While many ministries have been slow to adopt modern communications technology, Internet broadcast e-mail can be a low cost and effective way to keep in touch with donors and friends. More than 1 billion e-mail messages are sent each day. E-mail is replacing the fax machine in most business communication applications except those that require a physical signature. (And a standard for electronic signatures is being codified!)
How can your center use e-mail? There are several natural ways in which to appropriate this technology. Of course, the first step is to try to collect e-mail addresses from as many people as you know. Noting whether they are friend, supporter, or client will allow you to send different messages to different groups. Some ministries have started "Rapid Action Networks" as a means of distributing prayer and support requests during emergencies. This is a wonderful way to get out information about needs between newsletters or events. The key is to not use e-mail addresses collected this way UNLESS IT IS A TRUE EMERGENCY. We've all heard of spam — being deluged with unwanted or unrequested e-mail messages — but what we're talking about is not this type of communication. Centers can use e-mail once a month without offending supporters. Broadcast e-mails like the one shown here contain graphics, links, and a short article. Each e-mail contains a link to allow for "opting out" of the mailings. Your web site can be one of the collection vehicles as you place a button on your home page encouraging people to sign up for this type of communication. If you do your own broadcast e-mail, the cost is only the time you spend and the cost of the Internet connection, which you may already have. Setting up mailing lists is easy with programs such as Entourage, Netscape, and the Apple e-mail program. If your list is long, there are services that can provide mail out and list maintenance services to you (If you'd like to learn about one that we recommend, give us a call at 1-610-372-1111.)

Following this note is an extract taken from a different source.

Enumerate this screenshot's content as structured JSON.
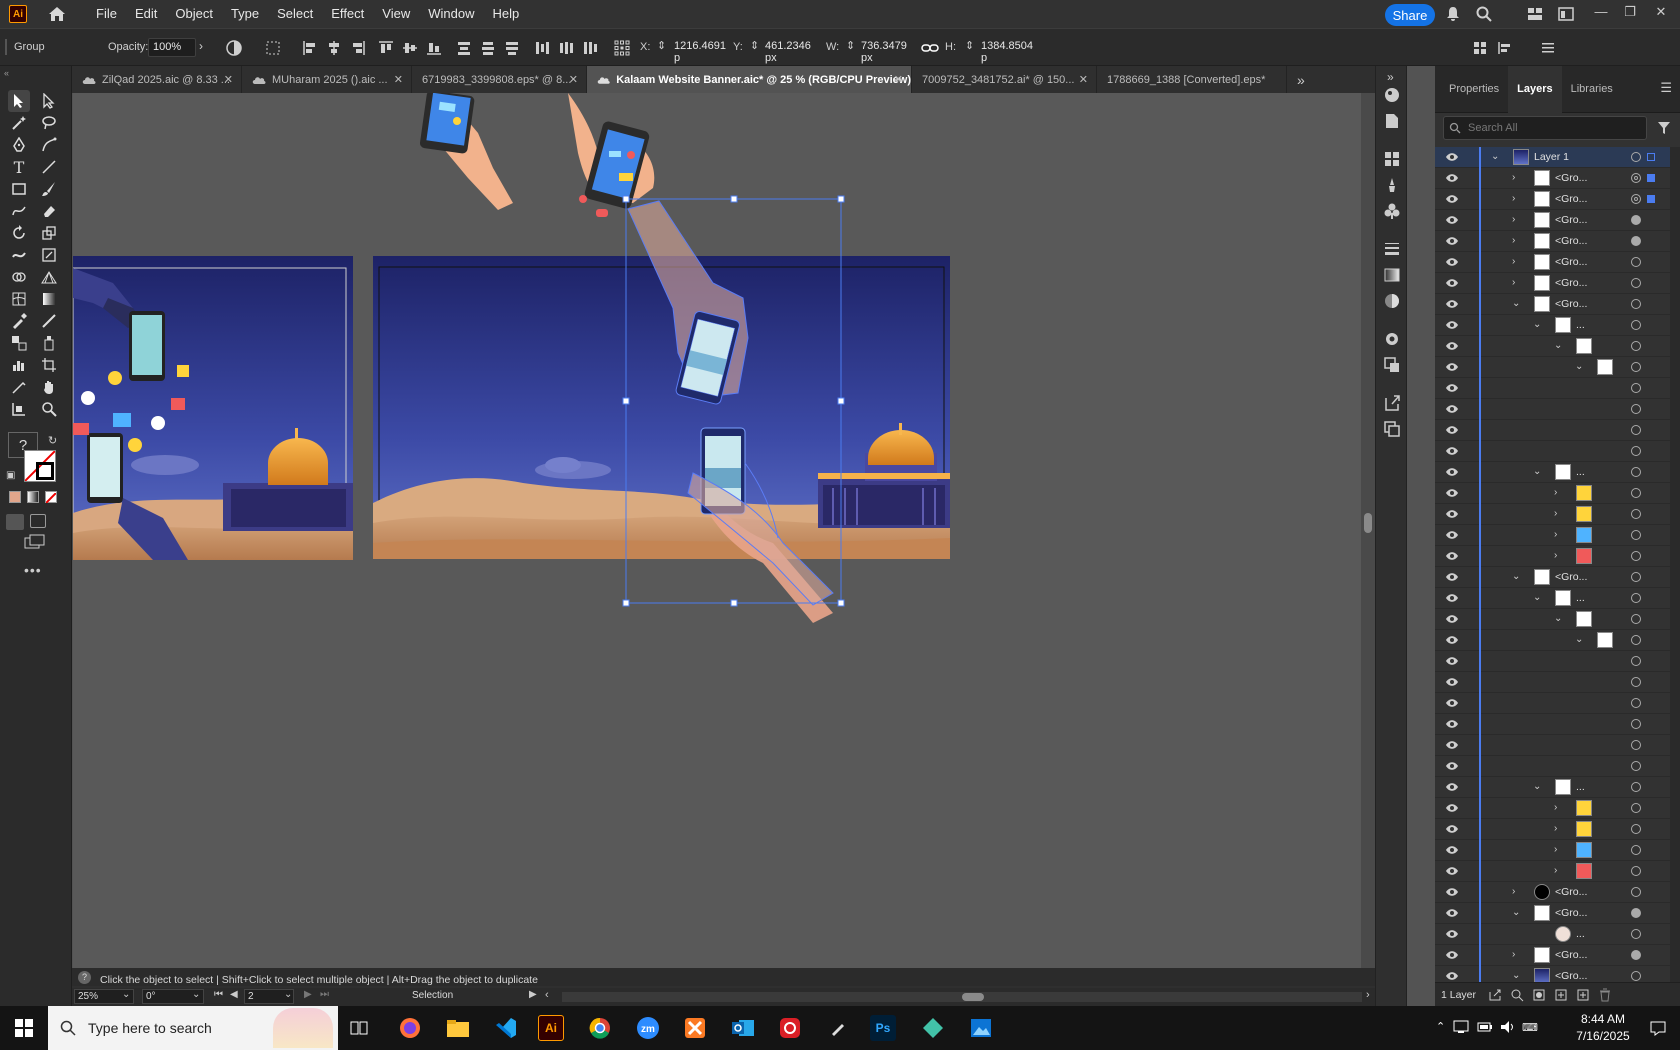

Principles of Design: What's the big idea? What is the main thought you want to present in the e-mail? Keep the message brief. People get a lot of e-mail. Make sure your message is a quick read. Always include an opt-in, opt-out capability in the mailing so people can communicate their choices. Short is better than long. Color is better than black and white. Include short descriptions of additional information and links for switching to that sight. Use standard, simple type faces like Arial and Times New Roman to make sure your message appears the same as it will go to many different computer systems. While there will be some of your audience that will not touch a computer and you will have to use paper and the mail to contact them, many are replacing the sheet of paper with the infinite scroll of the Internet browser and e-mail reader. May the Lord give you a vision to reach people where they are about what you need.